This approach can be used to simply specify a particular device as well. For example, setting `MACHINE_LEARNING_DEVICE_IDS=1` will ensure device 1 is always used instead of device 0.
Note that you should increase job concurrencies to increase overall utilization and more effectively distribute work across multiple GPUs. Additionally, each GPU must be able to load all models.

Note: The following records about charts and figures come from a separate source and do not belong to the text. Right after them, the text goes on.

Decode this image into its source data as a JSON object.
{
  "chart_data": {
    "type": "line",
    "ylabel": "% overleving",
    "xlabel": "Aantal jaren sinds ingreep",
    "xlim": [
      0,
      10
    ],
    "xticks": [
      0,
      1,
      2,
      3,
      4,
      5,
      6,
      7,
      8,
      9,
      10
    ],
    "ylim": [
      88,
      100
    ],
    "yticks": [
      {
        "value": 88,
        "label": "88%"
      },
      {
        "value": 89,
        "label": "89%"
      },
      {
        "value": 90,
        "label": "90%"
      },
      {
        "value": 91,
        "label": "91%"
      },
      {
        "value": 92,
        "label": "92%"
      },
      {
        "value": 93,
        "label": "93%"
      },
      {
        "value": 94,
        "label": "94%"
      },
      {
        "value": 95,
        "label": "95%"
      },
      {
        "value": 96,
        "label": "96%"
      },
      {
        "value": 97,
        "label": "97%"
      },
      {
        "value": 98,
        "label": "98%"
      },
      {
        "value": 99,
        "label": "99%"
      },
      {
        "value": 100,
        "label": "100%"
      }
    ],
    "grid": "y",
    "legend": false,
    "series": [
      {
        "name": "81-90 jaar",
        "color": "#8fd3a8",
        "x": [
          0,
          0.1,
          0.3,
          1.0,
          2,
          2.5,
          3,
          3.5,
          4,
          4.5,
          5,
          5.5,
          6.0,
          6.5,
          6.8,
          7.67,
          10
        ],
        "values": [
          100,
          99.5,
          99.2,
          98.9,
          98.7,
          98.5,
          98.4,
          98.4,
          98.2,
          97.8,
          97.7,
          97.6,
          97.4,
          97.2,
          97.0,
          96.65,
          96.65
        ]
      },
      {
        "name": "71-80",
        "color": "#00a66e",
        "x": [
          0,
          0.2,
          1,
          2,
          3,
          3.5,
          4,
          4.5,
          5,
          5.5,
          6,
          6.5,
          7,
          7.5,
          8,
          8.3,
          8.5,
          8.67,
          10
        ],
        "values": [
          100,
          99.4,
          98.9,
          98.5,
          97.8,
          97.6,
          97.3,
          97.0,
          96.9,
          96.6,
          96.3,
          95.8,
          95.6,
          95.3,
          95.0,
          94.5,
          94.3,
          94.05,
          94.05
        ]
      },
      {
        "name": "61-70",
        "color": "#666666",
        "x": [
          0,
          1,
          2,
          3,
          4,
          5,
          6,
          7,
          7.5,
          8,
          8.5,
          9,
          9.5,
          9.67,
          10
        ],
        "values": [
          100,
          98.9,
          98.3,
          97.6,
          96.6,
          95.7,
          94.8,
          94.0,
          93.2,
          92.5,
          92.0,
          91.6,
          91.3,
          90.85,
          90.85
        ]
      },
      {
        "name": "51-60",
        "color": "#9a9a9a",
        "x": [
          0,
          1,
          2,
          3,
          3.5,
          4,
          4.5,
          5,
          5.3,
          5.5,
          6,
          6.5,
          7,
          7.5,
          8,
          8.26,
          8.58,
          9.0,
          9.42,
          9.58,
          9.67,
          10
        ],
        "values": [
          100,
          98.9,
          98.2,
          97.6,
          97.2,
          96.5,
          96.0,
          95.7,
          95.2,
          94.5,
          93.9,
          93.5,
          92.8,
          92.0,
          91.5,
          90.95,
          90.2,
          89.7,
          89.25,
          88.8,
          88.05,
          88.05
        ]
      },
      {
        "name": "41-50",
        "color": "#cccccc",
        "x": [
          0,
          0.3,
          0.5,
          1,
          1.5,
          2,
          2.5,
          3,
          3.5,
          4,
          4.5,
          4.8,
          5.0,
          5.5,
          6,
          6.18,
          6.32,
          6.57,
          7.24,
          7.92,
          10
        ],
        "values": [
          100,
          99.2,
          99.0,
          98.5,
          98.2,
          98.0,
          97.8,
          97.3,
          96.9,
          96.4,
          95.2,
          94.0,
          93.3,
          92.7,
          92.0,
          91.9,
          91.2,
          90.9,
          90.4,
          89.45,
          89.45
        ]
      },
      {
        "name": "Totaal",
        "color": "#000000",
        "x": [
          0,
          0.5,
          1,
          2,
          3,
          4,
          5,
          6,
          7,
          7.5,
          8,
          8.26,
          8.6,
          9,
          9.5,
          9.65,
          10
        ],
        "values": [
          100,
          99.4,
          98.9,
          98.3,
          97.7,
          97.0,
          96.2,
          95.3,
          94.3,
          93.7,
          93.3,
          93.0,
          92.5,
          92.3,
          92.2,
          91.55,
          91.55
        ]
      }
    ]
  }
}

It is not possible to distribute a single model to multiple GPUs that individually have insufficient VRAM, or to delegate a specific model to one GPU.
- Wider model support (including for search, which ARM NN does not accelerate)
- Less heat generation
- Very slightly lower accuracy (RKNPU always uses FP16, while ARM NN by default uses higher precision FP32 unless `MACHINE_LEARNING_ANN_FP16_TURBO` is enabled)
- Varying speed (tested on RK3588):
- If `MACHINE_LEARNING_RKNN_THREADS` is at the default of 1, RKNPU will have substantially lower throughput for ML jobs than ARM NN in most cases, but similar latency (such as when searching)
- If `MACHINE_LEARNING_RKNN_THREADS` is set to 3, it will be somewhat faster than ARM NN at FP32, but somewhat slower than ARM NN if `MACHINE_LEARNING_ANN_FP16_TURBO` is enabled
- When other tasks also use the GPU (like transcoding), RKNPU has a significant advantage over ARM NN as it uses the otherwise idle NPU instead of competing for GPU usage
- Lower RAM usage if `MACHINE_LEARNING_RKNN_THREADS` is at the default of 1, but significantly higher if greater than 1 (which is necessary for it to fully utilize the NPU and hence be comparable in speed to ARM NN)